RNA sequencing library preparation: Samples were sent to the Yale Center for Genome Analysis (YCGA; West Haven, CT, USA) for whole transcriptome RNA sequencing. mRNA was purified from approximately 200 ng of total RNA with oligo-dT beads and sheared by incubation at 94 °C. Following first-strand synthesis with random primers, second strand synthesis was performed with dUTP for generating strand-specific sequencing libraries. The cDNA library was then end-repaired, A-tailed, the adapters were ligated, and second-strand digestion was performed by uracil-DNA-glycosylase. Indexed libraries that met appropriate cut-offs for both were then quantified by qRT-PCR using a commercially available kit (KAPA Biosystems) and insert size distribution determined with the LabChip GX or Agilent Bioanalyzer. Samples with a yield of ≥0.5 ng/µL were sequenced.
Flow cell preparation and sequencing: Sample concentrations were normalized to 10 nM and loaded onto Illumina Rapid or high-output flow cells at a concentration that yields 130–250 million passing filter clusters per lane. Samples were sequenced using 75 bp paired-end sequencing on an Illumina HiSeq 2500 according to Illumina’s protocols. The 6 bp index is read during an additional sequencing read that automatically follows the completion of read 1. Data generated during sequencing runs were simultaneously transferred to the YCGA high-performance computing cluster.
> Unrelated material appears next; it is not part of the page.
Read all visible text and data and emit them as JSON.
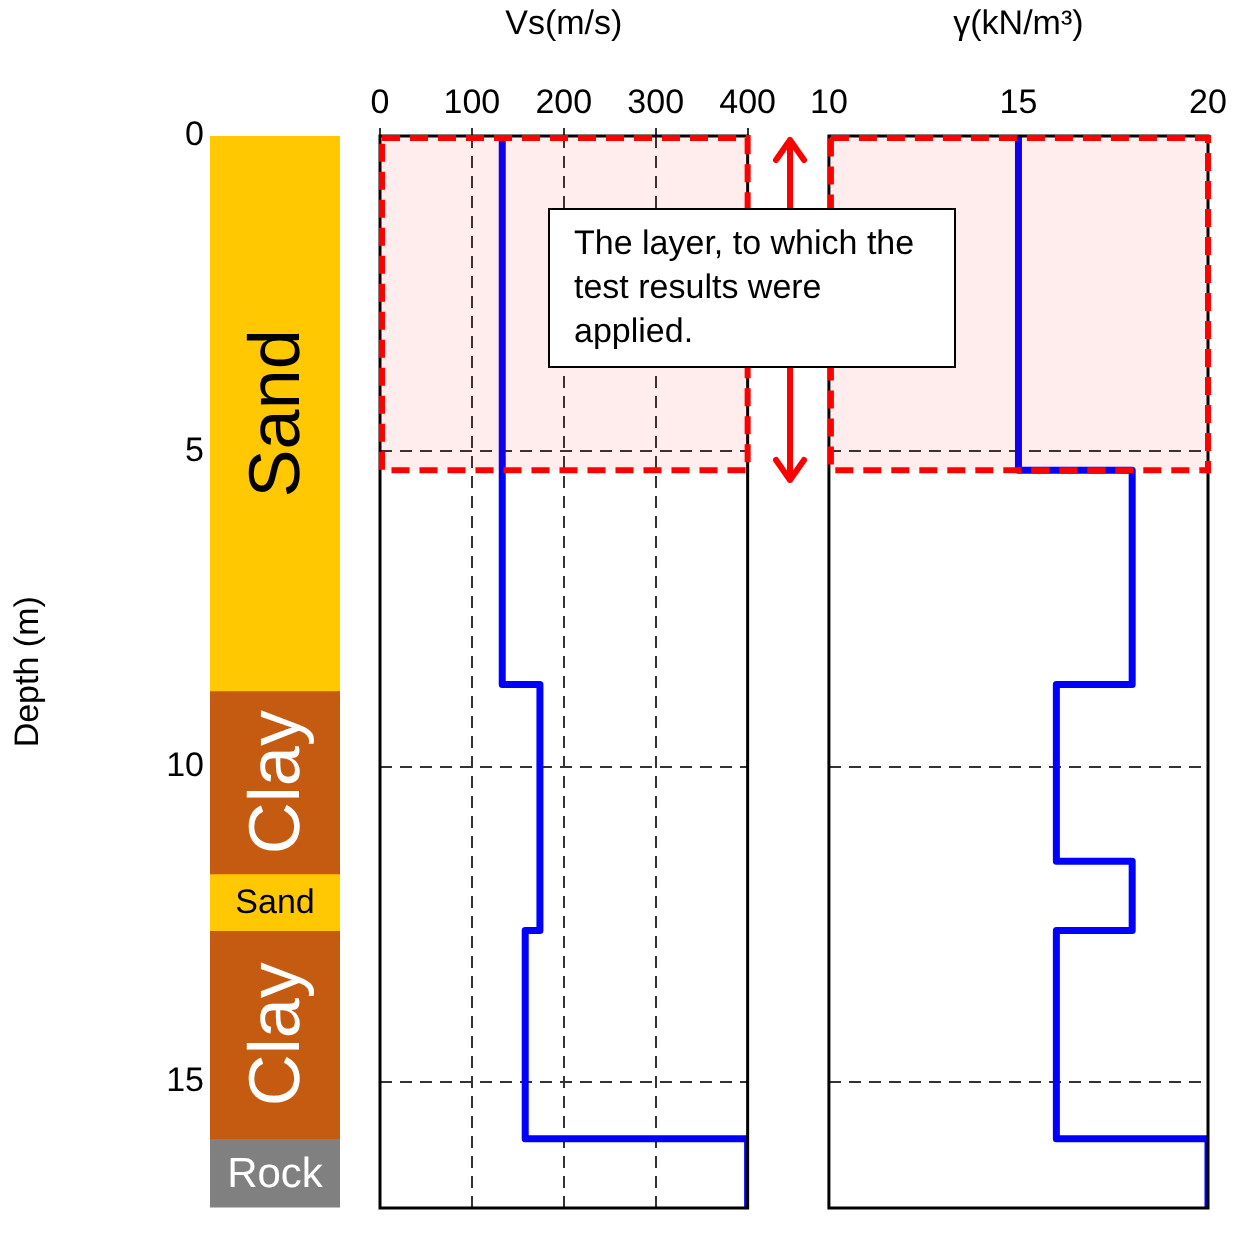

A positive control (prepared bacteriophage Phi X library) provided by Illumina is spiked into every lane at a concentration of 0.3% to monitor sequencing quality in real time.
Sequencing data processing: Signal intensities were converted to individual base calls during using the system’s Real Time Analysis (RTA) software. Sample demultiplexing was performed using Illumina’s CASAVA 1.8.2 software suite. Only data with sample error rate < 2% and a distribution of reads per sample in a lane that is within reasonable tolerance was used. Demultiplexed raw (FASTQ) RNA sequencing data was processed using Trimmomatic [39
] for adaptor trimming, Bowtie2 [40
] for alignment to the UCSC (University of California, Santa Cruz) hg19 transcriptome, and Express [41
] for quantification. Processed reads yielded counts for 23,368 transcripts (gene symbols), corresponding to 29.8 ± 7.5 million and 33.9 ± 7.5 million mapped reads for CD2 and CD14 samples, respectively. Sample normalization to account for RNA concentration differences was performed using trimmed mean M-value (TMM) normalization [42
]. The gene expression counts from each gene were determined for both CD2 and CD14 enriched cells separately. For each gene the ratio is determined as log(CD14/CD2), which is mathematically identical to log(CD14)−log(CD2).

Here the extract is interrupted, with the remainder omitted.